The increased economic uncertainty and potential for slower growth may prompt central banks, including the Reserve Bank of Australia (RBA), to consider more aggressive interest rate cuts to support their economies. However, the potential for tariff-induced inflation complicates the policy outlook for central banks, such as the US Federal Reserve.

  • Technology: The tech sector has been particularly sensitive to the trade tensions, especially regarding restrictions on chip exports to China.

  • Resources: Mining and resource companies have seen varied impacts depending on specific trade policies, with some benefiting from counter-tariffs.

  • Manufacturing and Industrials: These sectors face potential disruptions to supply chains and increased costs due to tariffs, which could pressure corporate earnings.

Many companies during the recent reporting season refrained from providing guidance on future performance due to the uncertain environment. At the end of the day, it is essential to remember that Trump has a vision he believes will lead to greater prosperity for the US, and if this eventuates, it should result in a healthy global macroeconomic environment. The challenge at present is that his vision of how it will play out is not being well communicated, so it is hard for everyone, from market participants to the general public, to look into the future with confidence.

The US Government midterm elections are scheduled for 3 November 2026. This means that Trump has just over 18 months to have the economy humming along so that the Republicans retain a majority in the House of Representatives and Senate. This will enable his agenda to continue being implemented. Should the economy not be firing on all cylinders, or is there uncertainty among Americans, then the Republicans will lose control, resulting in an inability to push through reforms.


Did you know?

It is timely to revisit the long-term benefits of compounding returns and the importance of keeping a long-term perspective when investing in growth assets. Below is an updated chart comparing the returns from investing $1 in a bank account and reinvesting the interest earned each year to investing $1 in the bond market and the Australian share market, with reinvesting the dividends received.

There have been extreme events since 1900, including WWI & WWII, the Great Depression, the 1987 crash (Australian share market halved in two weeks), the GFC (57% pullback) and the COVID sell-off (37% in five weeks). The market has always taken out previous highs, and the major pullbacks appear somewhat insignificant when looking at the big picture.

Source: AMP


Final reMarc

Following the 90-day pause on reciprocal tariffs announced on April 9, we are hopefully past the period of maximum uncertainty. The US S&P 500 Index closed up almost 10% in one day! President Trump has demonstrated he will respond to market volatility. However, the environment is still extremely uncertain. It feels somewhat like the early days of the COVID pandemic.

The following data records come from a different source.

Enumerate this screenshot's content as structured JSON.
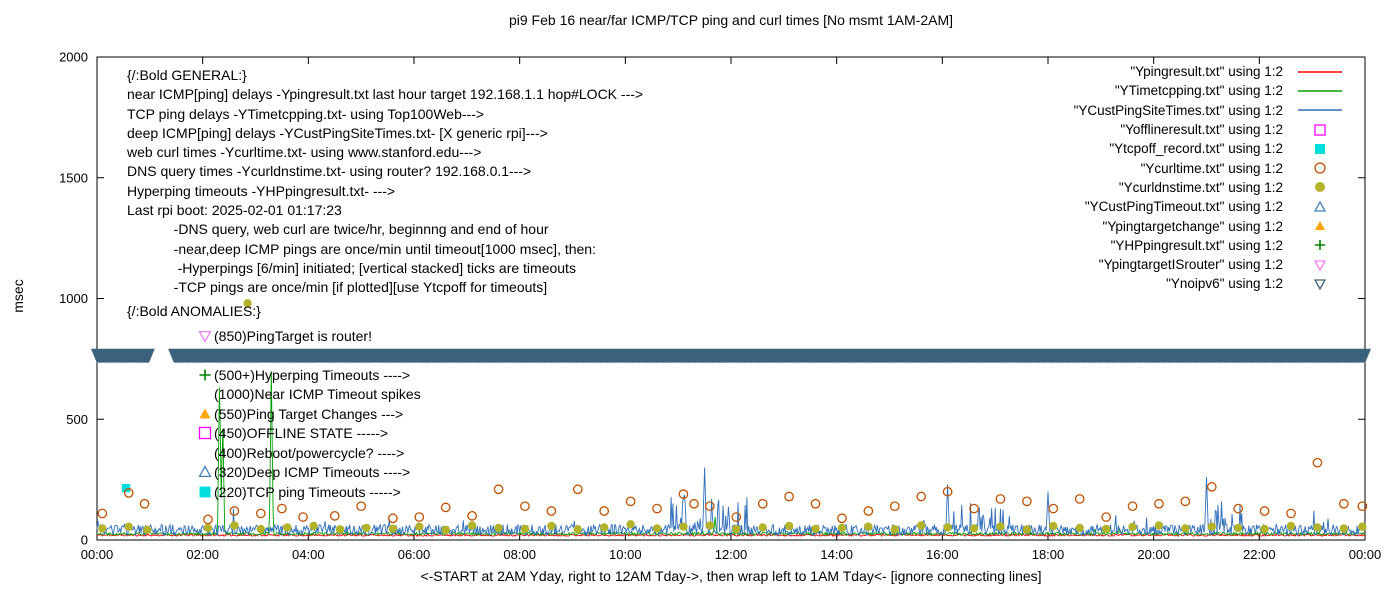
{
  "title": "pi9 Feb 16  near/far ICMP/TCP ping and curl times [No msmt 1AM-2AM]",
  "x_axis": {
    "label": "<-START at 2AM Yday, right to 12AM Tday->, then wrap left to 1AM Tday<- [ignore connecting lines]"
  },
  "y_axis": {
    "label": "msec"
  },
  "annotations": {
    "general_header": "{/:Bold GENERAL:}",
    "general": [
      "{/:Bold GENERAL:}",
      "near ICMP[ping] delays -Ypingresult.txt last hour target 192.168.1.1 hop#LOCK --->",
      "TCP ping delays -YTimetcpping.txt- using Top100Web--->",
      "deep ICMP[ping] delays -YCustPingSiteTimes.txt- [X generic rpi]--->",
      "web curl times -Ycurltime.txt- using www.stanford.edu--->",
      "DNS query times -Ycurldnstime.txt- using router? 192.168.0.1--->",
      "Hyperping timeouts -YHPpingresult.txt- --->",
      "Last rpi boot: 2025-02-01 01:17:23",
      "            -DNS query, web curl are twice/hr, beginnng and end of hour",
      "            -near,deep ICMP pings are once/min until timeout[1000 msec], then:",
      "             -Hyperpings [6/min] initiated; [vertical stacked] ticks are timeouts",
      "            -TCP pings are once/min [if plotted][use Ytcpoff for timeouts]"
    ],
    "anomalies_header": "{/:Bold ANOMALIES:}",
    "anomalies": [
      {
        "marker": "open-triangle-down",
        "color": "#ee82ee",
        "text": "(850)PingTarget is router!"
      },
      {
        "marker": null,
        "color": null,
        "text": ""
      },
      {
        "marker": "plus",
        "color": "#008000",
        "text": "(500+)Hyperping Timeouts ---->"
      },
      {
        "marker": null,
        "color": null,
        "text": "(1000)Near ICMP Timeout spikes"
      },
      {
        "marker": "filled-triangle-up",
        "color": "#ffa500",
        "text": "(550)Ping Target Changes --->"
      },
      {
        "marker": "open-square",
        "color": "#ff00ff",
        "text": "(450)OFFLINE STATE ----->"
      },
      {
        "marker": null,
        "color": null,
        "text": "(400)Reboot/powercycle? ---->"
      },
      {
        "marker": "open-triangle-up",
        "color": "#4682b4",
        "text": "(320)Deep ICMP Timeouts ---->"
      },
      {
        "marker": "filled-square",
        "color": "#00dede",
        "text": "(220)TCP ping Timeouts ----->"
      }
    ]
  },
  "chart_data": {
    "type": "line",
    "title": "pi9 Feb 16  near/far ICMP/TCP ping and curl times [No msmt 1AM-2AM]",
    "xlabel": "<-START at 2AM Yday, right to 12AM Tday->, then wrap left to 1AM Tday<- [ignore connecting lines]",
    "ylabel": "msec",
    "xlim_hours": [
      0,
      24
    ],
    "ylim": [
      0,
      2000
    ],
    "x_ticks": [
      "00:00",
      "02:00",
      "04:00",
      "06:00",
      "08:00",
      "10:00",
      "12:00",
      "14:00",
      "16:00",
      "18:00",
      "20:00",
      "22:00",
      "00:00"
    ],
    "y_ticks": [
      0,
      500,
      1000,
      1500,
      2000
    ],
    "grid": false,
    "legend_position": "top-right",
    "no_measurement_gap_hours": [
      1.0,
      1.45
    ],
    "band": {
      "series": "Ynoipv6",
      "y_top_msec": 792,
      "y_bottom_msec": 732,
      "color": "#3a627d"
    },
    "series": [
      {
        "label": "\"Ypingresult.txt\" using 1:2",
        "color": "#ff0000",
        "render": "line",
        "legend_sample": "line",
        "baseline": 20,
        "noise": 4,
        "seed": 11,
        "spike_prob": 0,
        "spike_amp": 0,
        "spikes": [],
        "bursts": []
      },
      {
        "label": "\"YTimetcpping.txt\" using 1:2",
        "color": "#00a000",
        "render": "line",
        "legend_sample": "line",
        "baseline": 26,
        "noise": 6,
        "seed": 22,
        "spike_prob": 0.006,
        "spike_amp": 25,
        "spikes": [
          [
            2.32,
            690
          ],
          [
            2.38,
            500
          ],
          [
            3.3,
            700
          ],
          [
            11.7,
            95
          ]
        ],
        "bursts": []
      },
      {
        "label": "\"YCustPingSiteTimes.txt\" using 1:2",
        "color": "#2f6eba",
        "render": "line",
        "legend_sample": "line",
        "baseline": 42,
        "noise": 22,
        "seed": 33,
        "spike_prob": 0.02,
        "spike_amp": 70,
        "spikes": [
          [
            11.5,
            300
          ],
          [
            16.1,
            230
          ],
          [
            18.0,
            200
          ],
          [
            21.0,
            260
          ]
        ],
        "bursts": [
          [
            10.8,
            12.3,
            190
          ],
          [
            12.9,
            13.25,
            130
          ],
          [
            16.0,
            17.3,
            160
          ],
          [
            20.9,
            21.7,
            170
          ],
          [
            23.2,
            23.6,
            90
          ]
        ]
      },
      {
        "label": "\"Yofflineresult.txt\" using 1:2",
        "color": "#ff00ff",
        "render": "points",
        "legend_sample": "open-square",
        "marker": "open-square",
        "points": []
      },
      {
        "label": "\"Ytcpoff_record.txt\" using 1:2",
        "color": "#00dede",
        "render": "points",
        "legend_sample": "filled-square",
        "marker": "filled-square",
        "points": [
          [
            0.55,
            215
          ]
        ]
      },
      {
        "label": "\"Ycurltime.txt\" using 1:2",
        "color": "#c05000",
        "render": "points",
        "legend_sample": "open-circle",
        "marker": "open-circle",
        "points": [
          [
            0.1,
            110
          ],
          [
            0.6,
            195
          ],
          [
            0.9,
            150
          ],
          [
            2.1,
            85
          ],
          [
            2.6,
            120
          ],
          [
            3.1,
            110
          ],
          [
            3.5,
            130
          ],
          [
            3.9,
            95
          ],
          [
            4.5,
            100
          ],
          [
            5.0,
            140
          ],
          [
            5.6,
            90
          ],
          [
            6.1,
            95
          ],
          [
            6.6,
            135
          ],
          [
            7.1,
            100
          ],
          [
            7.6,
            210
          ],
          [
            8.1,
            140
          ],
          [
            8.6,
            120
          ],
          [
            9.1,
            210
          ],
          [
            9.6,
            120
          ],
          [
            10.1,
            160
          ],
          [
            10.6,
            130
          ],
          [
            11.1,
            190
          ],
          [
            11.3,
            150
          ],
          [
            11.6,
            140
          ],
          [
            12.1,
            95
          ],
          [
            12.6,
            150
          ],
          [
            13.1,
            180
          ],
          [
            13.6,
            150
          ],
          [
            14.1,
            90
          ],
          [
            14.6,
            120
          ],
          [
            15.1,
            140
          ],
          [
            15.6,
            180
          ],
          [
            16.1,
            200
          ],
          [
            16.6,
            130
          ],
          [
            17.1,
            170
          ],
          [
            17.6,
            160
          ],
          [
            18.1,
            130
          ],
          [
            18.6,
            170
          ],
          [
            19.1,
            95
          ],
          [
            19.6,
            140
          ],
          [
            20.1,
            150
          ],
          [
            20.6,
            160
          ],
          [
            21.1,
            220
          ],
          [
            21.6,
            130
          ],
          [
            22.1,
            120
          ],
          [
            22.6,
            110
          ],
          [
            23.1,
            320
          ],
          [
            23.6,
            150
          ],
          [
            23.95,
            140
          ]
        ]
      },
      {
        "label": "\"Ycurldnstime.txt\" using 1:2",
        "color": "#b3b32a",
        "render": "points",
        "legend_sample": "filled-circle",
        "marker": "filled-circle",
        "points": [
          [
            0.1,
            48
          ],
          [
            0.6,
            55
          ],
          [
            0.95,
            42
          ],
          [
            2.1,
            50
          ],
          [
            2.6,
            60
          ],
          [
            2.85,
            980
          ],
          [
            3.1,
            45
          ],
          [
            3.6,
            52
          ],
          [
            4.1,
            58
          ],
          [
            4.6,
            44
          ],
          [
            5.1,
            50
          ],
          [
            5.6,
            47
          ],
          [
            6.1,
            55
          ],
          [
            6.6,
            42
          ],
          [
            7.1,
            60
          ],
          [
            7.6,
            50
          ],
          [
            8.1,
            46
          ],
          [
            8.6,
            58
          ],
          [
            9.1,
            44
          ],
          [
            9.6,
            52
          ],
          [
            10.1,
            65
          ],
          [
            10.6,
            48
          ],
          [
            11.1,
            55
          ],
          [
            11.6,
            60
          ],
          [
            12.1,
            45
          ],
          [
            12.6,
            52
          ],
          [
            13.1,
            58
          ],
          [
            13.6,
            46
          ],
          [
            14.1,
            50
          ],
          [
            14.6,
            55
          ],
          [
            15.1,
            44
          ],
          [
            15.6,
            60
          ],
          [
            16.1,
            52
          ],
          [
            16.6,
            48
          ],
          [
            17.1,
            56
          ],
          [
            17.6,
            44
          ],
          [
            18.1,
            58
          ],
          [
            18.6,
            50
          ],
          [
            19.1,
            46
          ],
          [
            19.6,
            54
          ],
          [
            20.1,
            60
          ],
          [
            20.6,
            48
          ],
          [
            21.1,
            55
          ],
          [
            21.6,
            50
          ],
          [
            22.1,
            46
          ],
          [
            22.6,
            58
          ],
          [
            23.1,
            52
          ],
          [
            23.6,
            48
          ],
          [
            23.95,
            55
          ]
        ]
      },
      {
        "label": "\"YCustPingTimeout.txt\" using 1:2",
        "color": "#4682b4",
        "render": "points",
        "legend_sample": "open-triangle-up",
        "marker": "open-triangle-up",
        "points": []
      },
      {
        "label": "\"Ypingtargetchange\" using 1:2",
        "color": "#ffa500",
        "render": "points",
        "legend_sample": "filled-triangle-up",
        "marker": "filled-triangle-up",
        "points": []
      },
      {
        "label": "\"YHPpingresult.txt\" using 1:2",
        "color": "#008000",
        "render": "points",
        "legend_sample": "plus",
        "marker": "plus",
        "points": []
      },
      {
        "label": "\"YpingtargetISrouter\" using 1:2",
        "color": "#ee82ee",
        "render": "points",
        "legend_sample": "open-triangle-down",
        "marker": "open-triangle-down",
        "points": []
      },
      {
        "label": "\"Ynoipv6\" using 1:2",
        "color": "#3a627d",
        "render": "band",
        "legend_sample": "open-triangle-down",
        "marker": "open-triangle-down",
        "points": []
      }
    ]
  }
}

We will leave it to others to comment on whether COVID was a natural or man-made disaster, but we surely know the origins of the current situation. The current trade policy situation has gone off the rails, with China’s emphatic response to President Trump escalating tension. Stock markets are moving trillions of dollars in value based on speculation and headlines, both real and fake, rather than fundamental business analysis.

If and when some degree of normalisation occurs, stock markets are likely to bounce strongly and immediately. However, should tensions continue to escalate and policies continue to be a tit-for-tat increase in tariffs, we believe there will likely be further pressure on the stock market and real damage to the global economy, as well as to America’s international standing.


" The most successful entrepreneurs I know are optimistic. It’s part of the job description. "

Caterina Fake


Key Facts & Figures

  1. Australian Cash Rate was reduced by 0.25% in March to 4.10%.

  2. The RBA Cash Rate is likely to decrease in May when the RBA next meets - 20th May (62% chance of a 0.5% rate cut).

  3. Our annualised inflation rate is 2.4%. This is within the RBA’s target band of 2 - 3%.

  4. Australia’s unemployment rate is 4.1%.

  5. The US Federal Reserve cash rate band is 4.25% - 4.50%.